Corporation Tax (CT1)

aka CT1, Irish Corporation Tax return

The annual Corporation Tax return filed by Irish resident companies through ROS. Trading income is taxed at 12.5% (or 15% for large groups in scope of Pillar Two); passive income and certain non-trading profits are taxed at 25%.

Last reviewed April 2026

Definition

The CT1 is the annual Corporation Tax return that every Irish resident company must file with Revenue through ROS, within nine months of the end of its accounting period (and in any case by the 23rd of the ninth month for ROS filers). Trading income is taxed at 12.5%; passive income, Irish rental income and certain non-trading profits are taxed at 25%. From 1 January 2024, large multinational groups with consolidated revenue of at least EUR 750 million are within scope of the OECD Pillar Two global minimum effective tax rate of 15%, introduced in Irish law via the Finance (No. 2) Act 2023. Preliminary Corporation Tax is due by the 23rd of the eleventh month of the accounting period: small companies (prior-year CT under EUR 200,000) can base it on 100% of the prior year; larger companies must pay 90% of the current year estimate in two instalments. The CT1 reports taxable profits, claims reliefs such as R&D tax credit and the Knowledge Development Box, and reconciles to the statutory financial statements.
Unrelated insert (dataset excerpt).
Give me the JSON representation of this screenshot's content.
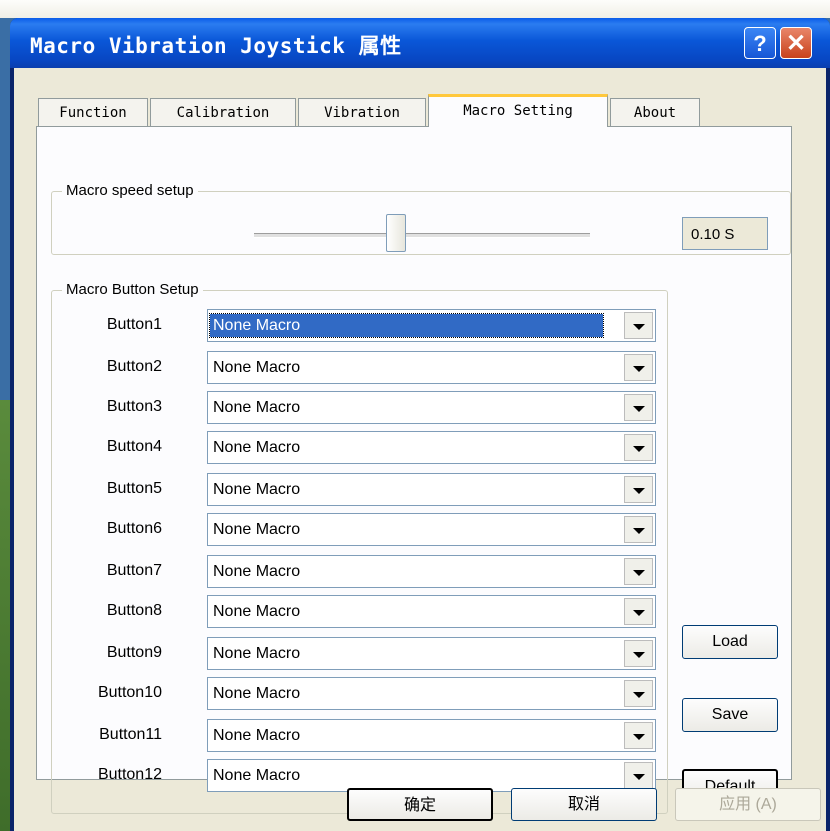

Why it matters for software choice

For most Irish SMEs the CT1 is filed by an external accountant, but the quality of the underlying accounting records directly determines the cost and time of preparing it. Software that produces clean trial balances, correctly segregates trading vs non-trading income, and tracks R&D eligible costs year-round gives the accountant everything they need in one export and removes the end-of-year scramble.